如同秃鹫们分享腐尸盛宴一般,看到这个世界上最大的国有计划主义经济体发生的变化,我开始质疑我的祖国里政治家、经济学家、游说者们以及商人们的做法。当我离开苏格兰时,一种难以察觉的不确定性便一直印在我的脑海中。我知道英国必须要推出一些能够弥补撒切尔时的改革做法的实质性措施,因为当时只是临时性政策,解决问题较为肤浅。只有游历过基辅和莫斯科,回到祖国后我才发现自己错了,开始明白撒切尔和她的追随者们给英国带来的改变会如此深远。
With hindsight, 1991 was a pivotal year. When it began, the free market economic belief system, with its lead proselytisers Thatcher and Ronald Reagan, had been pushing back for more than a decade against various attempts to impose levelling communitarianism around the world. The Berlin Wall had fallen, as had communist regimes in Poland, Czechoslovakia, Hungary, Romania and Bulgaria. The market belief system, which holds that government is incompetent by default, that state taxation is oppressive, that the desire for wealth is the right and principal motivator of achievement and that virtually all human wants can best be met by competing private firms, was becoming entrenched in the non-communist world, from Chile to New Zealand. Made bold by a popular public perception that government overspending and selfish organised labour were to blame for economic stagnation and high inflation in the 1970s, Thatcher and Reagan had taken on powerful trade unions, and won.

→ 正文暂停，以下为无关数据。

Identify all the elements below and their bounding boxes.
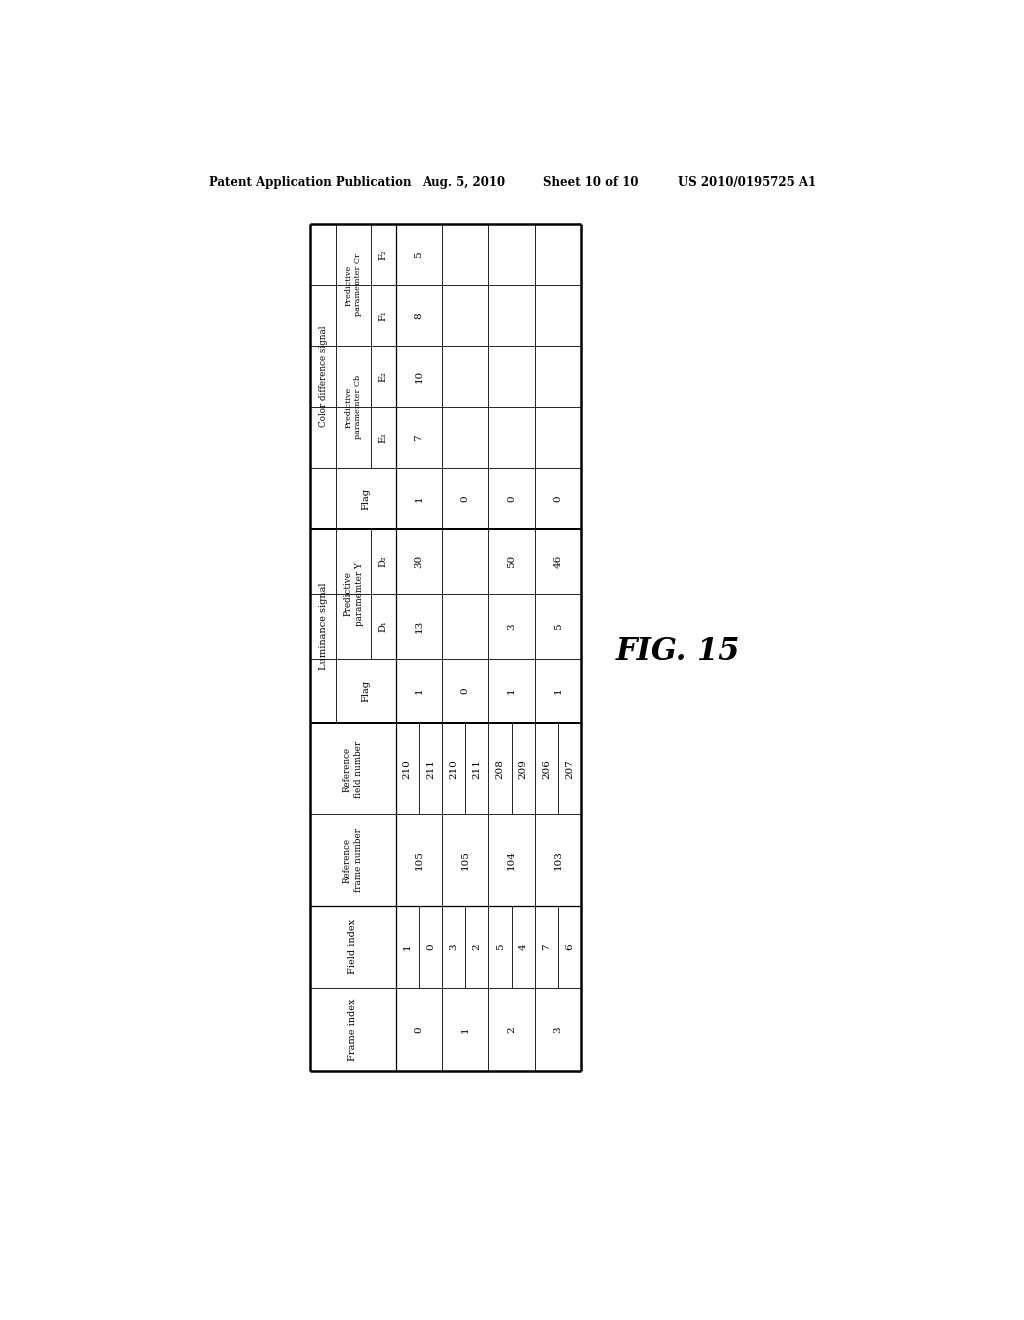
Text: Luminance signal: Luminance signal	[318, 582, 328, 671]
Text: 206: 206	[542, 759, 551, 779]
Text: 211: 211	[472, 759, 481, 779]
Text: Flag: Flag	[361, 680, 371, 702]
Text: 0: 0	[461, 495, 470, 502]
Text: 0: 0	[415, 1026, 423, 1032]
Text: Aug. 5, 2010: Aug. 5, 2010	[423, 176, 506, 189]
Text: 0: 0	[554, 495, 562, 502]
Text: 13: 13	[415, 619, 423, 632]
Text: 0: 0	[426, 944, 435, 950]
Text: 210: 210	[450, 759, 458, 779]
Text: 1: 1	[507, 688, 516, 694]
Text: 0: 0	[507, 495, 516, 502]
Text: US 2010/0195725 A1: US 2010/0195725 A1	[678, 176, 816, 189]
Text: 207: 207	[565, 759, 574, 779]
Text: D₁: D₁	[379, 620, 388, 632]
Text: 105: 105	[415, 850, 423, 870]
Text: 10: 10	[415, 370, 423, 383]
Text: 0: 0	[461, 688, 470, 694]
Text: Field index: Field index	[348, 919, 357, 974]
Text: 1: 1	[461, 1026, 470, 1032]
Text: 103: 103	[554, 850, 562, 870]
Text: 209: 209	[519, 759, 527, 779]
Text: 5: 5	[415, 251, 423, 257]
Text: 6: 6	[565, 944, 574, 950]
Text: E₂: E₂	[379, 371, 388, 381]
Text: Predictive
paramemter Y: Predictive paramemter Y	[343, 562, 364, 626]
Text: F₁: F₁	[379, 310, 388, 321]
Text: 30: 30	[415, 554, 423, 568]
Text: 3: 3	[554, 1026, 562, 1032]
Text: Flag: Flag	[361, 487, 371, 510]
Text: 5: 5	[496, 944, 505, 950]
Text: 2: 2	[507, 1026, 516, 1032]
Text: 105: 105	[461, 850, 470, 870]
Text: F₂: F₂	[379, 249, 388, 260]
Text: E₁: E₁	[379, 432, 388, 444]
Text: 7: 7	[542, 944, 551, 950]
Text: 1: 1	[415, 495, 423, 502]
Text: FIG. 15: FIG. 15	[616, 636, 740, 667]
Text: Color difference signal: Color difference signal	[318, 326, 328, 428]
Text: Reference
frame number: Reference frame number	[343, 828, 362, 892]
Text: Frame index: Frame index	[348, 998, 357, 1061]
Text: 2: 2	[472, 944, 481, 950]
Text: 1: 1	[554, 688, 562, 694]
Text: 7: 7	[415, 434, 423, 441]
Text: 1: 1	[415, 688, 423, 694]
Text: 104: 104	[507, 850, 516, 870]
Text: 210: 210	[402, 759, 412, 779]
Text: 3: 3	[507, 623, 516, 630]
Text: D₂: D₂	[379, 556, 388, 568]
Text: 50: 50	[507, 554, 516, 568]
Text: 1: 1	[402, 944, 412, 950]
Text: 4: 4	[519, 944, 527, 950]
Text: 8: 8	[415, 312, 423, 318]
Text: 5: 5	[554, 623, 562, 630]
Text: Reference
field number: Reference field number	[343, 741, 362, 797]
Text: 46: 46	[554, 554, 562, 568]
Text: Predictive
paramemter Cr: Predictive paramemter Cr	[345, 253, 362, 317]
Text: 3: 3	[450, 944, 458, 950]
Text: 211: 211	[426, 759, 435, 779]
Text: Patent Application Publication: Patent Application Publication	[209, 176, 412, 189]
Text: 208: 208	[496, 759, 505, 779]
Text: Sheet 10 of 10: Sheet 10 of 10	[543, 176, 638, 189]
Text: Predictive
paramemter Cb: Predictive paramemter Cb	[345, 375, 362, 440]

之后来看,1991是一个关键之年。坚定信徒撒切尔夫人和罗纳德▪里根在全世界对抗各种试图增强社区主义,使得自由市场经济信仰体制开始的时间,推迟了十多年。正像共产主义政权在波兰、捷克斯洛伐克、匈牙利、罗马尼亚和保加利亚那样,柏林墙也轰然倒塌。市场信仰体制认为,政府本就不该干涉市场,国家征税是沉重的,对财富的渴望是每个人的权利,也是取得成就的主要动力,几乎所有人的愿景都能通过私有企业的竞争得到最大化的实现,从智利到新西兰,在非共产主义世界这种观念正在变得根深蒂固。在1970年代 ,公众普遍认为政府过度开支,而自私的劳工组织责备经济停滞和通货膨胀,因此,撒切尔和里根大胆的尝试壮大工会组织,并取得了胜利。
Barriers to the international movement of goods and money had fallen; the European Union was, on paper, a single marketplace. In Britain, restrictions on how much ordinary people could borrow to finance their everyday needs had been scrapped, and millions had acquired credit cards. Volumes of regulations controlling how banks were allowed to use people's deposits had been torn up, and unimaginably vast sums were being moved privately from country to country. Government spending had been cut, as had income tax and corporation tax. Sales tax and fees for everyday services had been raised. Council houses and big state enterprises had been privatised, with more on the way, leading to hundreds of thousands of redundancies. Thatcher's programme in Britain was an inspiration for the IMF and the World Bank as they experimented with the conditions they attached to bail-out loans to developing countries.
国际商品和资金流动壁垒降低;而理论上欧盟则是一个单一市场。在英国,普通人可以借钱来维持他们的日常需要的限制已经取消了,数百万计的人已经获得信用卡。大量关于控制银行如何才能被允许使用人们存款的法规被废除了,难以想象巨额财富被私下从一个国家转移到另一个国家。政府支出被削减,就像个人所得税和公司所得税。销售税和日常服务费用已经提高。政府办公楼和大国企已经被私有化,而更多的也将紧随其后,导致了成千上万的裁员。撒切尔在英国的计划启发了国际货币基金组织和世界银行,他们试图将此作为给发展中国家提供纾困贷款的条件。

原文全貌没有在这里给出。